As I said, much of the arguments were on whether or not person includes organisations when judging third party ineligibility on the grounds of involvement in a party.
If National loses, then it means any organisation can be a third party, no matter how involved in a party. One example of this was pointed out to me by a senior official in ACT. ACT originally was an incorporated society called the Association of Consumers and Taxpayers. It then morphed into the ACT Party. However I am told the A.C.T. Incorporated Society still legally exists, and is controlled by the board of the ACT Party.
Now if the ruling goes against National, the ACT Society could register as a third party, despite being controlled by the ACT Party Board. Ridiculous, but that may be what the law is – time will tell.
Today sees the High Court consider an application from Crown Law to strike out the lawsuit from John Boscawen and the President of Grey Power and Director of the Sensible Sentencing Trust (and Rodney Hide).
The plaintiffs are asking for two things basically:
- A ruling that the Attorney-General was wrong when he said the Electoral Finance Bill did not breach the Bill of Rights.
- A finding that the Electoral Finance Act is inconsistent with the Bill of Rights Act.
Crown Law is claiming parliamentary privilege means the lawsuit should be struck out. So the arguments today will mainly be on parliamentary privilege not the Electoral Finance Act.
UPDATE: Andrew Little has pointed out to me that my statement regarding the EPMU QC should be amended. He referred me to the written submission which in regards to the party spending limit correctly states it is $1 million plus $20,000 per electorate. I think it is fair to say that in oral submission this was merely shortened to $1 million (which isn’t technically inaccurate if no electorates are contested) and at worse is a mere paraphrasing.

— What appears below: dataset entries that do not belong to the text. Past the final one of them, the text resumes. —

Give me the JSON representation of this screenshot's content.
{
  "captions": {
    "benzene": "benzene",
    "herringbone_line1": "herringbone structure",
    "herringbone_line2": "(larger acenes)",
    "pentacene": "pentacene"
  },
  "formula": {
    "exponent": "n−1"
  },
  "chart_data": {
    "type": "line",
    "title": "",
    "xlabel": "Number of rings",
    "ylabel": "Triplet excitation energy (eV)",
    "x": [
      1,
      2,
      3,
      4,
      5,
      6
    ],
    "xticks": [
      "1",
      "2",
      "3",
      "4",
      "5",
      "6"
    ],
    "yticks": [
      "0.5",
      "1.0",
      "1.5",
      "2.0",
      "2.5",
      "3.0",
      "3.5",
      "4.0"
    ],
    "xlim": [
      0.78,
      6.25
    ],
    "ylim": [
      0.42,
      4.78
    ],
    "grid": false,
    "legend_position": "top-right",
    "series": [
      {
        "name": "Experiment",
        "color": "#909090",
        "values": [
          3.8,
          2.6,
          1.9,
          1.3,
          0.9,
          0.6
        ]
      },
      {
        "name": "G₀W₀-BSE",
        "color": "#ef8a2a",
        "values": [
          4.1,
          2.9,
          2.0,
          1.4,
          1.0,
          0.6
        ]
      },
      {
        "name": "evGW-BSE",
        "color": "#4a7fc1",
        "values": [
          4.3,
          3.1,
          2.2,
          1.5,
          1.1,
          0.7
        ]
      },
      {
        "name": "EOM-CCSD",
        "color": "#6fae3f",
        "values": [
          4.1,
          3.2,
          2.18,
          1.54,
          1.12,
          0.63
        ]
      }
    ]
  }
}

I do still hold the view that there was an error by referring to electoral petitions in relation to party spending, as such petitions can only relate to candidate spending. This point is unrelated to the first point of what the spending limit is. However I am going off memory and did not take written notes, so I have indicated I am happy to do a correction if I am incorrect. Having said that I do recall the statement reasonably clearly as I commented to the lawyer next to me that it was wrong, and he concurred. Regardless I would stress that the error is of little significance in this particular case, and I wouldn’t take my mentioning it as an indication as to which party the Judge will concur with.
In a political sense, I do think it is a real issue that there are no electoral consequences for party vote overspending, and if National wins and does a full review of the Electoral Act, it is an issue I hope will be considered.